Variant filtering is a secondary analysis operation that follows the Variant Calling step consists of identifying highly confident variants and removing the ones that are more likely to be falsely called. To filter out those false variants, the user must select the threshold considered to be adequate for different information fields of the VCF. Keep in mind that this step is crucial to avoid the analysis of false positives, what leads to the speed up of every subsequent step because less variants are being studied.
For VCF files generated either with BCFtools or Freebayes, the user is able to put different thresholds in parameters like quality, depth, average mapping quality and quality normalized by depth. In addition, the user can remove those SNPs with more than one variant (multiallelic variants), which might be interesting to perform an association analysis. Moreover, we have incorporated two additional Freebayes-specific parameters: the user can select variants with at least one read in each strand and/or variants that are supported by reads at both sides of the strand.
Run Variant Filtering
This tool can be found under Genetic Variation → Variant Filtering. The wizard consists of 2 pages and allows to define the input and the filtering parameters, and output options (Figure 1 and Figure 2).
Input and parameters
VCF file: this file must come from a Variant Calling analysis.
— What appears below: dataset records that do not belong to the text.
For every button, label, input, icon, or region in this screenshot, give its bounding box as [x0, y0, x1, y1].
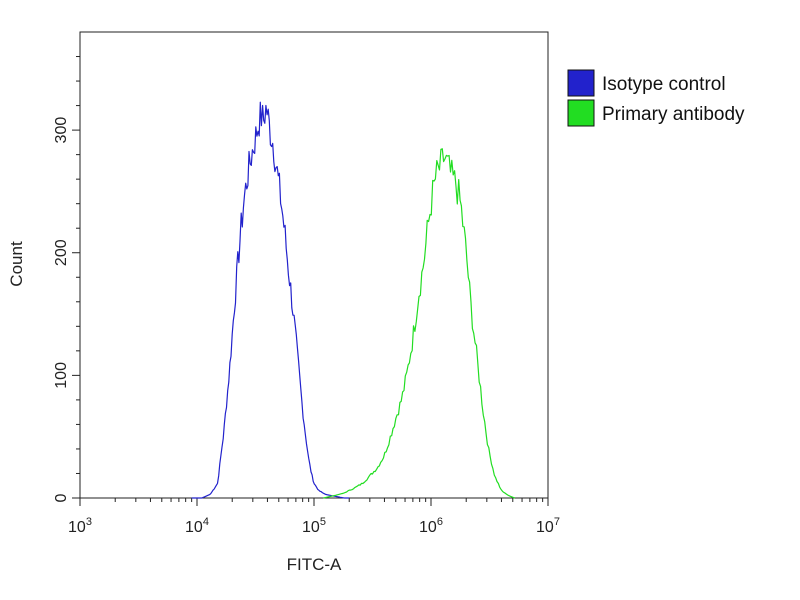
series-line	[191, 101, 350, 499]
x-tick-label: 104	[185, 516, 209, 536]
y-tick-label: 100	[53, 362, 70, 389]
y-tick-label: 200	[53, 239, 70, 266]
x-tick-label: 105	[302, 516, 326, 536]
series-line	[323, 148, 516, 499]
legend-label: Primary antibody	[602, 104, 745, 125]
x-tick-base: 10	[536, 519, 554, 536]
x-tick-label: 107	[536, 516, 560, 536]
x-tick-base: 10	[68, 519, 86, 536]
series-group	[191, 101, 516, 499]
x-tick-exponent: 5	[320, 516, 326, 528]
x-tick-base: 10	[419, 519, 437, 536]
y-major-ticks: 0 100 200 300	[53, 117, 80, 502]
plot-frame	[79, 31, 549, 499]
x-tick-label: 103	[68, 516, 92, 536]
x-tick-exponent: 3	[86, 516, 92, 528]
x-axis-ticks: 103 104 105 106 107	[68, 498, 560, 536]
legend: Isotype control Primary antibody	[567, 69, 745, 127]
legend-swatch	[567, 69, 595, 97]
legend-swatch	[567, 99, 595, 127]
x-tick-exponent: 7	[554, 516, 560, 528]
x-tick-exponent: 4	[203, 516, 209, 528]
x-tick-exponent: 6	[437, 516, 443, 528]
y-tick-label: 300	[53, 117, 70, 144]
y-minor-ticks	[76, 56, 80, 474]
y-axis-label: Count	[7, 241, 26, 287]
x-tick-label: 106	[419, 516, 443, 536]
x-tick-base: 10	[185, 519, 203, 536]
x-tick-base: 10	[302, 519, 320, 536]
x-axis-label: FITC-A	[287, 555, 342, 574]
y-tick-label: 0	[53, 493, 70, 502]
legend-label: Isotype control	[602, 74, 726, 95]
Proportion ‘Quality / Counts’: proportion between the Phred quality of the SNP and the count of full observations of alternate haplotypes. If there is more than 1 alternative haplotype, the mean is taken. This filter is more powerfull than using only the Phred quality or the counts of observations by their own.
Raw Read Depth: total number of reads overlapping that position.
Phred Quality: phred-scaled quality score for the assertion that alternative allele exists and it is not a sequencing error.
Average Mapping Quality: mapping quality measures how unique that read is. That is to say, the probability that the read is misplaced.
Remove Variants with Multiple Alleles: this is recommended if you are going to run a Genome-Wide Association Study.
Check Reads in Both Strands: check to verify if there is at least one read in each strand. It is recommended to check this parameter, as if a variant is real, it should have been discovered in both DNA strands.
Check if Reads are Balanced: check if there are at least two reads 'balanced' to each side of the site (e.g. there is at least one read place right and another one place left of the variant).
Filtered VCF: filename for the filtered VCF file.
Variant Filtering of BCFtools VCF files has the following outputs:
Filtered VCF file.
Report with information about the number of variants before and after filtering, and the used parameters.
Quality Control Charts: these charts are the same as the ones that appear in the Variant Calling step. In addition, the Phred Quality distribution is also added, as it is also set as filtering parameter.